At one of the suppers to which it was the custom of Nero to invite himself—his meals, Suetonius (Nero, 27) tells us, were prolonged from mid-day to midnight or vice-versa—no less than £32,000 was expended on chaplets, and at another still more on roses alone. But it must be remembered that the Italian rose bloomed only for one day—witness the lines, “Una dies aperit, conficit una dies,” and “Quam longa una dies, ætas tam longa rosarum.”[479] The cost of an entertainment by his brother in honour of the Emperor Vitellius on his entrance to Rome was nearly £80,000!
But of Vitellius himself let Suetonius[480] speak: “He was chiefly addicted to the vices of luxury and cruelty.
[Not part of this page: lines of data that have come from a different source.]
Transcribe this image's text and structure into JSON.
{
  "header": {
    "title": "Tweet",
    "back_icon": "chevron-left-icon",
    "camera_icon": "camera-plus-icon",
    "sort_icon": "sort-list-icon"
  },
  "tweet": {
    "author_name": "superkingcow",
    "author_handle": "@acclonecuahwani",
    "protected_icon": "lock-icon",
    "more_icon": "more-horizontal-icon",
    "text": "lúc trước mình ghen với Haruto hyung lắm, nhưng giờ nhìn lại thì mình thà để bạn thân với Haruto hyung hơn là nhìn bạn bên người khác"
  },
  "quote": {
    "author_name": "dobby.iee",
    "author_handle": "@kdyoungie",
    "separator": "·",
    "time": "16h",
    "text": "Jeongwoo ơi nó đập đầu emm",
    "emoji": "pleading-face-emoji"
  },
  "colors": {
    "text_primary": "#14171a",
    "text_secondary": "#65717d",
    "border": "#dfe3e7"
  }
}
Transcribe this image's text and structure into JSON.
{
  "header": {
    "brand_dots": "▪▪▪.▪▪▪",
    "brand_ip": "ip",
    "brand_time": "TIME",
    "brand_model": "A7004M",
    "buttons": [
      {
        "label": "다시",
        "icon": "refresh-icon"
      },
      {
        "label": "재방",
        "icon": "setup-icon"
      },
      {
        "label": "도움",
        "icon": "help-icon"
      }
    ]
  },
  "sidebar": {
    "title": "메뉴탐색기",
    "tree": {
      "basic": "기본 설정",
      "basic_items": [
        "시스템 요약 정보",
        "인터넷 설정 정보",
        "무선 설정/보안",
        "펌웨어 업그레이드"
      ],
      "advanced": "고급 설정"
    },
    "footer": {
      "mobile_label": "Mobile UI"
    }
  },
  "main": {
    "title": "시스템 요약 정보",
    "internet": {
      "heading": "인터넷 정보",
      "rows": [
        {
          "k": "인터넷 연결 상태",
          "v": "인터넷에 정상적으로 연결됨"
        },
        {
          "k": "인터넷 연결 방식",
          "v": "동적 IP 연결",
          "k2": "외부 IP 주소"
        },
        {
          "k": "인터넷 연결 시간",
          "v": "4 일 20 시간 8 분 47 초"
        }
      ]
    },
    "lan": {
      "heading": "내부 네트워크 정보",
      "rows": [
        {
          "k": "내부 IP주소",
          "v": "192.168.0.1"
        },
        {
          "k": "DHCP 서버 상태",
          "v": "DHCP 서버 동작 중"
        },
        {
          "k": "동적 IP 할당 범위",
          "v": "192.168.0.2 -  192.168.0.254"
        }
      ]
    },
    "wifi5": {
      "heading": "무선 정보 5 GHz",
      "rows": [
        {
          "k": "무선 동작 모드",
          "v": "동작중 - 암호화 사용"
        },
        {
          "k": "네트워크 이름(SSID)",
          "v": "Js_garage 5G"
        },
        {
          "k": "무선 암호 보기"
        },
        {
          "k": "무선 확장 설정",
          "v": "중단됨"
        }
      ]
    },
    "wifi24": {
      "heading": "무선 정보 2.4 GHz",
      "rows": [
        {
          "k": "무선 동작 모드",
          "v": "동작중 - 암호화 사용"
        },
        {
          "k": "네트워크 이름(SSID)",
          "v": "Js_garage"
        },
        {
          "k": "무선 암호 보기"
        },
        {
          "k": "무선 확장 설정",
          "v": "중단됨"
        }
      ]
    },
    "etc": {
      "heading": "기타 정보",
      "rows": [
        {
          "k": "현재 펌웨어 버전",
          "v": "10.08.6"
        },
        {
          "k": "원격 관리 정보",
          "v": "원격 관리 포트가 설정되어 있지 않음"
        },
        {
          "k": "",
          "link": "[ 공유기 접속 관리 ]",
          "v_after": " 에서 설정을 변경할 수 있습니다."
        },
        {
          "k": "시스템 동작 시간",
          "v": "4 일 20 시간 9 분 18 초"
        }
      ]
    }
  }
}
He always made three meals a day, sometimes four—breakfast, dinner, supper, and a drunken revel afterwards. This load of food he bore well enough, from a custom to which he had inured himself, of frequently vomiting!” No wonder Seneca lashes the gluttons of Rome with “Vomunt ut edant, edunt ut vomant!”[481] For each of these meals he would make different appointments at the houses of his friends for the same day. None ever entertained him at less expense than 400,000 sesterces (or £3200). But the most famous entertainment—given in his honour by his brother—commandeered no less than 2,000 choice fishes, and 7,000 birds.